Wholesale food prices rose by 8% in 2011, the highest rate of increase in a very long time.  Fortunately, that rate will slow this year with a projected 4% increase.  This is still high when compared to previous numbers, forcing owners to get creative when striving to maintain profit margins.  Add to these projections the fact that customers are being squeezed financially in other areas, and it is critically important to be able to ‘justify’ your higher prices.


Higher Prices Accepted at Restaurants


It helps that inflation rates at the grocery store have been higher than those at restaurants.

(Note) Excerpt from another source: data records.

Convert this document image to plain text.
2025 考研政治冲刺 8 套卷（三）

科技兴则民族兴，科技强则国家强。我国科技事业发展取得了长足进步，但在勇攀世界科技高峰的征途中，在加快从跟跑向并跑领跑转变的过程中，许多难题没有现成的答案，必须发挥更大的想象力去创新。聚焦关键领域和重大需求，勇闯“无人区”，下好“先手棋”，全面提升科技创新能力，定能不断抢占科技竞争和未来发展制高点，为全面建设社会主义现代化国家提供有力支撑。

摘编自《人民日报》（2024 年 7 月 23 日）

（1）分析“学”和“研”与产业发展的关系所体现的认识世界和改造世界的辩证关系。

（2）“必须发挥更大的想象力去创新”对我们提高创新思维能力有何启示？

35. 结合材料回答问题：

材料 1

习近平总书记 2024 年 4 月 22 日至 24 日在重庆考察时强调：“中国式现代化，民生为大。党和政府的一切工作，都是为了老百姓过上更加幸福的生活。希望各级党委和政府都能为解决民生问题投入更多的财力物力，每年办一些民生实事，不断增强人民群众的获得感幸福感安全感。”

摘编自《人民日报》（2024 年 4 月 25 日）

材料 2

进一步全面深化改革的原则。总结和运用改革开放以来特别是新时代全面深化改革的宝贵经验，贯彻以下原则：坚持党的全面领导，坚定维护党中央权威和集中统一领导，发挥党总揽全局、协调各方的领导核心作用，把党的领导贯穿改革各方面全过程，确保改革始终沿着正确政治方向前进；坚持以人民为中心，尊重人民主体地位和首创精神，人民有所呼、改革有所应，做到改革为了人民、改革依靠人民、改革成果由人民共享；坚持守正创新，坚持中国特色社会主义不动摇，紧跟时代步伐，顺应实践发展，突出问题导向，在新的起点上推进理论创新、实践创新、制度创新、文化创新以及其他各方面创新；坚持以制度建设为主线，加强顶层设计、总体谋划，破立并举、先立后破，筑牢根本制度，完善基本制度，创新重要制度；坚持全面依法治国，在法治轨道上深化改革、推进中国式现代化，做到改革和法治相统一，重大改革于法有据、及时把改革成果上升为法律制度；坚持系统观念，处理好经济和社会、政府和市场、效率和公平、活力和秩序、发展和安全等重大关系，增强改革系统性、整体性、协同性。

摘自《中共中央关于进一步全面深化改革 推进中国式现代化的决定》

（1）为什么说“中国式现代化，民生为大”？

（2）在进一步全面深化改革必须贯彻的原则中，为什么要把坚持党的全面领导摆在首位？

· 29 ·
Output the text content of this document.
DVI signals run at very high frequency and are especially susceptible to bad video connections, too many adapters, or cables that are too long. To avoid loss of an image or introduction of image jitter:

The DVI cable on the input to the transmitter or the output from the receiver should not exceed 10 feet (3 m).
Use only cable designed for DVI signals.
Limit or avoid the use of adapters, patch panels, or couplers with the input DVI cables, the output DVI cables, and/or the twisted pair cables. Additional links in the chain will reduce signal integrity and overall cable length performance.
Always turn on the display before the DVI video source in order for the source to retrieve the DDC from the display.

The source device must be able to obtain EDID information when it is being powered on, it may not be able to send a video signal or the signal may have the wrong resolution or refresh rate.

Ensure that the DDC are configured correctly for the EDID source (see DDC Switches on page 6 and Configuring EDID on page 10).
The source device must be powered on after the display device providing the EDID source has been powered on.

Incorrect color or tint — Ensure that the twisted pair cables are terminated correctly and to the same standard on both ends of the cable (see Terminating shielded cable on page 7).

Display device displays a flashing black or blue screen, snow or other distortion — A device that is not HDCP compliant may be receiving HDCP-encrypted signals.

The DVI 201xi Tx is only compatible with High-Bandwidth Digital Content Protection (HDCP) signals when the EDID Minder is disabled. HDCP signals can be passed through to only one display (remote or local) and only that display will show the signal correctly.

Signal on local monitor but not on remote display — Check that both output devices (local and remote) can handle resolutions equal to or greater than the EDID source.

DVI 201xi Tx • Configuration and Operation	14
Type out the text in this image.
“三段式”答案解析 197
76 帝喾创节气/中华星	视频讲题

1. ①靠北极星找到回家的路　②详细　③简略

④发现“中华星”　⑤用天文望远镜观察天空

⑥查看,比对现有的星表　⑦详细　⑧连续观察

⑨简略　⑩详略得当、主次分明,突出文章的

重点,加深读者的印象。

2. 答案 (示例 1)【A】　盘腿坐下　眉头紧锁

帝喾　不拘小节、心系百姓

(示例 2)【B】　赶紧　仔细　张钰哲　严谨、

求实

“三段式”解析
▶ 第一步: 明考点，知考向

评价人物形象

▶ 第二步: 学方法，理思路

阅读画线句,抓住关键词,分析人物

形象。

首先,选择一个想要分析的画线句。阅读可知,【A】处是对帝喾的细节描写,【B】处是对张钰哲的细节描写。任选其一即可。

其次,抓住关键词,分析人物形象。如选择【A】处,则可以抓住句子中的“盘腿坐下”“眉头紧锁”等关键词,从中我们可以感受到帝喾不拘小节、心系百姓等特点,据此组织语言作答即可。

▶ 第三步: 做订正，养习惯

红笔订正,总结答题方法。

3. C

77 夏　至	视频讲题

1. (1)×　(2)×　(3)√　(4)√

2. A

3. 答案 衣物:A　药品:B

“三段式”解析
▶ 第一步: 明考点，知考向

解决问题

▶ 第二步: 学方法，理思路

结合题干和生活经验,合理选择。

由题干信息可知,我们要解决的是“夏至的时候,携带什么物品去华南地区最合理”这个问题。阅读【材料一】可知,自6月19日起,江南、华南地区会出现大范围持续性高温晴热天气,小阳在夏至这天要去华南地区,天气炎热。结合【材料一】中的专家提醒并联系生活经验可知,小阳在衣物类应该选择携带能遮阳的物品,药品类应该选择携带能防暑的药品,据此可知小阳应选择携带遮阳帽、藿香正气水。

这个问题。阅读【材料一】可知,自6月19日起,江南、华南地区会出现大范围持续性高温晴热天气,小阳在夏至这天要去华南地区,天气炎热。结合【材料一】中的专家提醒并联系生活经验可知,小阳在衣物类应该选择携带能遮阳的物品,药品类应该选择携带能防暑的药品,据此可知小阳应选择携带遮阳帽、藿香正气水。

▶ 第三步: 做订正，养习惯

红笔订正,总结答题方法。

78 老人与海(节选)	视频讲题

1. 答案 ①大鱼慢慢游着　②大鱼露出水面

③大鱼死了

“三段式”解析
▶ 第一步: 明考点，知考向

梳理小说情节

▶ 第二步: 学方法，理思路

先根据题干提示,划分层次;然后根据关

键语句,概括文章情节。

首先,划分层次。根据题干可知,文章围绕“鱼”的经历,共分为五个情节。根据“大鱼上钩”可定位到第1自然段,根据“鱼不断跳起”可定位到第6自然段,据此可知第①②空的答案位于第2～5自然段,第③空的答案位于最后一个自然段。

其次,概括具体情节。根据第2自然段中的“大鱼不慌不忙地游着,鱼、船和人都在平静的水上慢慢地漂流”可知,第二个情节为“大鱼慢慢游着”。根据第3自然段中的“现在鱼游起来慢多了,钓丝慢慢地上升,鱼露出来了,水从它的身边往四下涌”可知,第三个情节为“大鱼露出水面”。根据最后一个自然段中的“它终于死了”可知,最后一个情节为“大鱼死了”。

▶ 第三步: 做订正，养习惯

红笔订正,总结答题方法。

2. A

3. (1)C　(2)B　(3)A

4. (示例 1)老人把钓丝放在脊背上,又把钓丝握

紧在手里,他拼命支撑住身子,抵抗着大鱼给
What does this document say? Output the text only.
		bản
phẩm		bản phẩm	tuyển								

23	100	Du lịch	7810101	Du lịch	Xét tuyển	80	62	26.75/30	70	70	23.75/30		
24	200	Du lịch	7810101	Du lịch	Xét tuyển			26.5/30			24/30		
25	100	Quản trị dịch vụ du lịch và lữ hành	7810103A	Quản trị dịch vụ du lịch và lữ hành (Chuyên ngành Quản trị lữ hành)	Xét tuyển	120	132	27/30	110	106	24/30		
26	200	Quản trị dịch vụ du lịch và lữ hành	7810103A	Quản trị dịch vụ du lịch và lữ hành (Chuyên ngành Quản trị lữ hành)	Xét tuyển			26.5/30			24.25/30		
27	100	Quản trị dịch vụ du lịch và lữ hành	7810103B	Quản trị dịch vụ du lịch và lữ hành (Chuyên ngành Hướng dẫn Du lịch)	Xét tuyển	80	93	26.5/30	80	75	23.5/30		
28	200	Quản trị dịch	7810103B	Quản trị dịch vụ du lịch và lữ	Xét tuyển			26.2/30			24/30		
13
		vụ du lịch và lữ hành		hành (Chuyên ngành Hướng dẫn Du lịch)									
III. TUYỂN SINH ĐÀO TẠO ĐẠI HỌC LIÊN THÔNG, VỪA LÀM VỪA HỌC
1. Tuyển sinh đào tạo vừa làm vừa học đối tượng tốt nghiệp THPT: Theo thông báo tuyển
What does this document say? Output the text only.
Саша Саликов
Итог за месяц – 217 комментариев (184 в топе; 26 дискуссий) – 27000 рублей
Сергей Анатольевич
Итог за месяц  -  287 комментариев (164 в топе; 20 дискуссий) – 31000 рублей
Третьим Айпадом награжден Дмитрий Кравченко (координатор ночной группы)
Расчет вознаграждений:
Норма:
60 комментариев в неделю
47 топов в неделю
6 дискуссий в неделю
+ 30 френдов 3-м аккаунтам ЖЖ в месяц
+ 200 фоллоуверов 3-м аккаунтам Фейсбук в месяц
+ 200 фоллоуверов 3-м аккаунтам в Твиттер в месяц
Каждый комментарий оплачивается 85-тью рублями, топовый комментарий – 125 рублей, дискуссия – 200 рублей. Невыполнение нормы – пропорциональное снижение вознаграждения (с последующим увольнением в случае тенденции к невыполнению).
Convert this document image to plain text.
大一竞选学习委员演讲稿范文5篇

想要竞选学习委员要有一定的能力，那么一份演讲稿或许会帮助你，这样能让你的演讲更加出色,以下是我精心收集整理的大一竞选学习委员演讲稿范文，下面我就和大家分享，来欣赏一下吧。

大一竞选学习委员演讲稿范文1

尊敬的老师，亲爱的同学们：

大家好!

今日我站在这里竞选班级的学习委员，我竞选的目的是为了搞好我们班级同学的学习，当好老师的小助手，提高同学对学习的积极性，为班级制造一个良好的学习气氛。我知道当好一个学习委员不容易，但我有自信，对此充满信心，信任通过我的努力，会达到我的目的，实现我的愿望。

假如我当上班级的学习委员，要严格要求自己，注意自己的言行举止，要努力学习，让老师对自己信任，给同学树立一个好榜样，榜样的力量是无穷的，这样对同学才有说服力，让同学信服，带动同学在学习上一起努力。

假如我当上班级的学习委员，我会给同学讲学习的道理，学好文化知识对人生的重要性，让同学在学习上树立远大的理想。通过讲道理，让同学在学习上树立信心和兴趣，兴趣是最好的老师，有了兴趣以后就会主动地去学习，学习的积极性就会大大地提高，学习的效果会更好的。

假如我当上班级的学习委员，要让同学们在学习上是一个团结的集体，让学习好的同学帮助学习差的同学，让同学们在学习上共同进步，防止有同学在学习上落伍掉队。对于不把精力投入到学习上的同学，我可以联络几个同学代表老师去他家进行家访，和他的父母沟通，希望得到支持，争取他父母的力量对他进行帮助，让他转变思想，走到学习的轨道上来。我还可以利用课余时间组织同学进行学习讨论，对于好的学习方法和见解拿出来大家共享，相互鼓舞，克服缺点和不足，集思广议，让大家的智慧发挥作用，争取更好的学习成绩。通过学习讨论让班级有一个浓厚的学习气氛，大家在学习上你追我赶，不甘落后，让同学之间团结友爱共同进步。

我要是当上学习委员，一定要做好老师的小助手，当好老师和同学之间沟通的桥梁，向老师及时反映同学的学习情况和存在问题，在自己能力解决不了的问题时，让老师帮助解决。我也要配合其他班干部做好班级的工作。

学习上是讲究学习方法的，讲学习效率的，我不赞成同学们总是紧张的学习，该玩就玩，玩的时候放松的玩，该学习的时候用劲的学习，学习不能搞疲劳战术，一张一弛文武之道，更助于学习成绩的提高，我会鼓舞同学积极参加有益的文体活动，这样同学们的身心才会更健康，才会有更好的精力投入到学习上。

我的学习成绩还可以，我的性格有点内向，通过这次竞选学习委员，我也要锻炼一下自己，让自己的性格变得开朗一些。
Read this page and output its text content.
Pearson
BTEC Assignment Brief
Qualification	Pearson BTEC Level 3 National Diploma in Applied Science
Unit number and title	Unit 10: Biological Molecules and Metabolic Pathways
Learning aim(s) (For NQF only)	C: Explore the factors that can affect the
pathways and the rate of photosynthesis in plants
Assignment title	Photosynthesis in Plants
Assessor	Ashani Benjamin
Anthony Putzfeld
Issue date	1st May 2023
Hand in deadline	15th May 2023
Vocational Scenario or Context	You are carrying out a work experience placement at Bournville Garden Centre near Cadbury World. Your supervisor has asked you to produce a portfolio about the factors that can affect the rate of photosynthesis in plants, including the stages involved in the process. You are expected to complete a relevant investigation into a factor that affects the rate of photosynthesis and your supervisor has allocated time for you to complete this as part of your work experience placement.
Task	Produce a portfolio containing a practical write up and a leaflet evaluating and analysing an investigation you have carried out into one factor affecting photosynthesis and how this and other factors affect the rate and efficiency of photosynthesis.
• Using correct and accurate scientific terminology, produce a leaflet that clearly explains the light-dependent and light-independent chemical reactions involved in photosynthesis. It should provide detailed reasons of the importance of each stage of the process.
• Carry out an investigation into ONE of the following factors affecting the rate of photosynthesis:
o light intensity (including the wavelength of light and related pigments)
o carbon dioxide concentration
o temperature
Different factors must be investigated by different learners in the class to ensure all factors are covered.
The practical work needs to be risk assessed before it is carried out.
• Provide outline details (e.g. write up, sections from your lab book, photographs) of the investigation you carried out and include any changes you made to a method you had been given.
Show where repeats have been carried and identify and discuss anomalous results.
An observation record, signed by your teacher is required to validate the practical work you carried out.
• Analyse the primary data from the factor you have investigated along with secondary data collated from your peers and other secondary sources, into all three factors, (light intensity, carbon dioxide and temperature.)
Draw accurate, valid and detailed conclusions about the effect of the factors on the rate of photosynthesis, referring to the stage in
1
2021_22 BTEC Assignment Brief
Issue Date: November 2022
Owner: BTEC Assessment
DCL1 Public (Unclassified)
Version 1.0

Customers are intimately aware of the increases at the checkout counter, and aren’t surprised to see similar changes when looking at the menu.  Furthermore, they are willing to pay more for the implied value that comes when eating out.


It all comes down to the perceived worth of the service provided.  As long as operators deliver good value and communicate that value to their customers, a reasonable increase in price is acceptable.  Many restaurants are addressing the rise in prices proactively by letting their audience know in advance of the changes in the menu.


Strategies to get Patrons to Accept the Price Adjustments


Restaurateurs have several strategies they can employ to help their patrons manage their checks.  Adjusting the menu so that profitable items which haven’t seen much of a price increase are promoted, offering smaller portions at a lower price point, including a prix fixe menu and stressing the experience all help the customer feel that they received value.


While there isn’t much an owner can do to reduce the costs of supplies, improving décor and service helps to validate a check that is slightly higher.  Dining out provides customers with more than just a meal; it is a complete experience.  Your visitors should come away with the feeling that they got what they paid for.